Thanks to Internet job sites like Monster and HotJobs--along with newspaper-backed sites like CareerBuilder--job hunters are increasingly going online, whereas in the past they would have turned the pages of local, regional, and national newspapers. Borrell said the pattern has been well-traveled in recent years, with the Internet becoming the preferred medium to buy or sell cars and real estate, two traditionally strong categories for printed newspapers (and what has kept newspaper classified revenue from losses of tragic proportions in this current recession).

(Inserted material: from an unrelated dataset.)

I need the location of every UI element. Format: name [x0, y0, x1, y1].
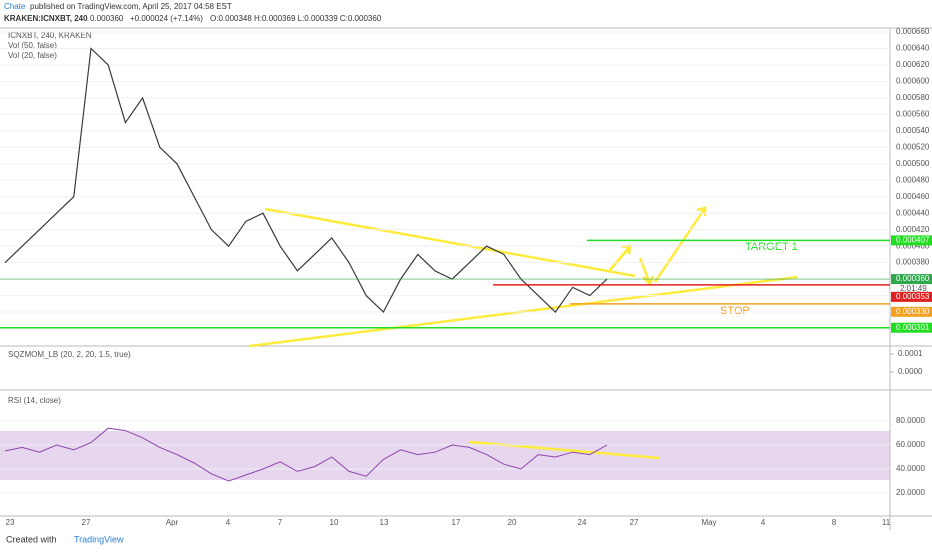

"The big problem is the consumer mindset in the marketplace, at least for those two categories and potentially for jobs, is the Internet," said Borrell.

The news isn't all bad. Newspapers have well-regarded Internet sites and a dominant presence locally, and both these factors can be turned to their advantage with the right strategies. Colby Atwood, senior analyst at Borrell Associates, believes newspapers are well-positioned for the coming battle. Atwood points to CareerBuilder and CareerSite, which represent a heavy investment by the newspaper industry in reaction to the growth of the big portals. He also believes that the synergies between online and offline sales are in favor of newspapers, along with their long-standing position in the local marketplace.

"Local advertisers still make up 70 percent of overall listings," Atwood said. "The local markets, especially in second- and third-tier cities, are for newspapers to lose."

Borrell said that, in looking at the data and newspapers' reactions, there's a lot of room for hope, given their printed and offline products.

"We do firmly believe that newspapers have built a formidable foothold on the Internet in terms of local employment advertising sites. It's remarkable what they've done, and it's very admirable, and they're reacted from a very defensive position at first to what now appears like a very opportunistic stance."